The Kennebec Community Church is, as they describe, a “young, active church.” They are thriving, recently moving into a renovated church building that was once a Roman Catholic Church. On the first Sunday of worship in their new space, this past Palm Sunday, I was told that they had eighty children in attendance. For this part of the world, that is a lot of children to be in one church at one time.
Given what I know about this part of Maine, with its difficult demographics and secularism, I realize that to be able to describe a church as “young” and “active” is remarkable. But, I can’t help but be concerned that they are, perhaps, thriving under less than full disclosure of who they are and what they believe.
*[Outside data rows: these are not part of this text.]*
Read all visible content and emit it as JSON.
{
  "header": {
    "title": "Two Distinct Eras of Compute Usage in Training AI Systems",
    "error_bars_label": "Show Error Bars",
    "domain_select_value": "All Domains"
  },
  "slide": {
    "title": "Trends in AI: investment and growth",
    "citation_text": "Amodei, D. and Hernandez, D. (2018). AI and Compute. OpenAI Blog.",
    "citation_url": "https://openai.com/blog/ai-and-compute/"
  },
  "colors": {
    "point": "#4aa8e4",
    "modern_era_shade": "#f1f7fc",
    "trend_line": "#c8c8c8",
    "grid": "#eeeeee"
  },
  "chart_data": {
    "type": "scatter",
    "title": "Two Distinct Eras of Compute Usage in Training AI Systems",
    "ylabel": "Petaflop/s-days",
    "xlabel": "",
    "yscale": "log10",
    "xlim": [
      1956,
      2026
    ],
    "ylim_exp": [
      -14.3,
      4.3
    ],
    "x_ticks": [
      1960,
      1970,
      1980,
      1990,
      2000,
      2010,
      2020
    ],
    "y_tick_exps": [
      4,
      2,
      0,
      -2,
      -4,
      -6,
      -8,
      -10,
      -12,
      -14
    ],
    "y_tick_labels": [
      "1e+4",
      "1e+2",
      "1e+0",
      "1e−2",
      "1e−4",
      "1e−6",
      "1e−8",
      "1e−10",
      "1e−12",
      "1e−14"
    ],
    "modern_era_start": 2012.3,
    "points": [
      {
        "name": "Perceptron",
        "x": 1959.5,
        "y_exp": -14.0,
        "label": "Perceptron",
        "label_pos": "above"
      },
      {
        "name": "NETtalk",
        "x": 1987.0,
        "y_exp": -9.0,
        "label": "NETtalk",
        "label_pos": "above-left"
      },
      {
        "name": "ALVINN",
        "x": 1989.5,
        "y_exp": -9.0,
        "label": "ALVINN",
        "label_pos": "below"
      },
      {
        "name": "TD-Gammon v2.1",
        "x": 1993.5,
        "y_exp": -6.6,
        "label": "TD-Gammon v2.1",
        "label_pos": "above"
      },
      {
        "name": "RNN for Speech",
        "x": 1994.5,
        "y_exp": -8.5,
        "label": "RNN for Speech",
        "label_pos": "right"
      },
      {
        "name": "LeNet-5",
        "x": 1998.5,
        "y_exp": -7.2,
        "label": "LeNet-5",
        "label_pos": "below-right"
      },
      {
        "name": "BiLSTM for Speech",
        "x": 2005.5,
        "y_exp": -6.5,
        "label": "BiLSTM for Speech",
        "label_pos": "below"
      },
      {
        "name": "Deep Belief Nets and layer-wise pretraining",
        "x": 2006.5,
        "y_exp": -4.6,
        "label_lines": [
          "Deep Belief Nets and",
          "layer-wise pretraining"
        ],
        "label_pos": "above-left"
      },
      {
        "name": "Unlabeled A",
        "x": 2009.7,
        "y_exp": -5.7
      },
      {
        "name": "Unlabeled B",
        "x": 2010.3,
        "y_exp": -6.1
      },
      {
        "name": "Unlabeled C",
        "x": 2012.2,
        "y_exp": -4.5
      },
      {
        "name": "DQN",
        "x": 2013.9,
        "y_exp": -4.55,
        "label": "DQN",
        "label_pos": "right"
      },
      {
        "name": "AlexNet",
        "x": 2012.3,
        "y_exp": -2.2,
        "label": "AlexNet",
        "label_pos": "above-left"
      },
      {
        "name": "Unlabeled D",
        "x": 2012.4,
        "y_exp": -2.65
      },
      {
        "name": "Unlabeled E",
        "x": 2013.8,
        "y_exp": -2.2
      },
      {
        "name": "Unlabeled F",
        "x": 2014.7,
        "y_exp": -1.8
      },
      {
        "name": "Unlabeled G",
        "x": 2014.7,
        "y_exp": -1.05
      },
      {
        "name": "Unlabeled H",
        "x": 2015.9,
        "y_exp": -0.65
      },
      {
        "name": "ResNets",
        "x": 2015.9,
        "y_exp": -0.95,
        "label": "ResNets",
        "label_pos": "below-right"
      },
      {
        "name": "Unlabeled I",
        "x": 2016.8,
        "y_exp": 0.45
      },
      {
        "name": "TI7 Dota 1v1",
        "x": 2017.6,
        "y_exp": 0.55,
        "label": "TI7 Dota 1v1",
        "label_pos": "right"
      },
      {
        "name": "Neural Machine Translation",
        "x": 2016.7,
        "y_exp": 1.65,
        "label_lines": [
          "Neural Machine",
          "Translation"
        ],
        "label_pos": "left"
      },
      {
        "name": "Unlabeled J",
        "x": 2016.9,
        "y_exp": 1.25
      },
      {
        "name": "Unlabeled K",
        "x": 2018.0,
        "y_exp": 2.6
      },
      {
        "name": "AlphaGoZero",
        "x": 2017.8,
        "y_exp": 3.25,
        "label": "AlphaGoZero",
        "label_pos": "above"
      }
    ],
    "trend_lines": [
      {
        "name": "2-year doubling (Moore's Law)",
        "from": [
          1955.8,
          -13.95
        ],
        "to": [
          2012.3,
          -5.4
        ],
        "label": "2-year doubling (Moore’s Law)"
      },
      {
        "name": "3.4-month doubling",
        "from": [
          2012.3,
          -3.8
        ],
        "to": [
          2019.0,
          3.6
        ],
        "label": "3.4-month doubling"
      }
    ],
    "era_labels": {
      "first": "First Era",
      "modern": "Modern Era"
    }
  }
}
Years ago, when I was a young pastor in Cambridge, Mass., I was part of a clergy group that included a Southern Baptist pastor—a truly rare thing in such a place. But, I found my friendship with this pastor to be interesting, enlightening and valuable. Although we were on opposite ends of the Protestant theological spectrum, we were able to have thoughtful and engaging conversation. Though I am sure that both of us thought the other to be “doing it wrong,” we were able to foster a friendship. Why or how? Because we were honest, and authentic, and because each of us employed a good dose of humility in our lives of faith.
This is what I find troubling in what I encounter in the Southern Baptists who have moved in to Central Maine to “save us” from being “lost.” They are not being fully honest about who they are. Though I can’t say that they are “lying” (I have not attended worship there, so I don’t know what is said during worship or what kind of information they have posted in their building), it feels like there’s a deception born of conscious omission—at least in how they communicate on the web. I can’t help but ask questions when I notice how many “free” things they offer—concerts, sports camps, etc. Along with a newly renovated building and staff, how do they manage financially without some connection to an outside entity?
The local Southern Baptists, this far north, may have found success in saving the “lost” by downplaying their denominational attachment, especially when “Southern” is part of that attachment. But, I wonder about the consequences of this way of doing business. Is it ethical to save someone’s soul by deceiving him/her along the way?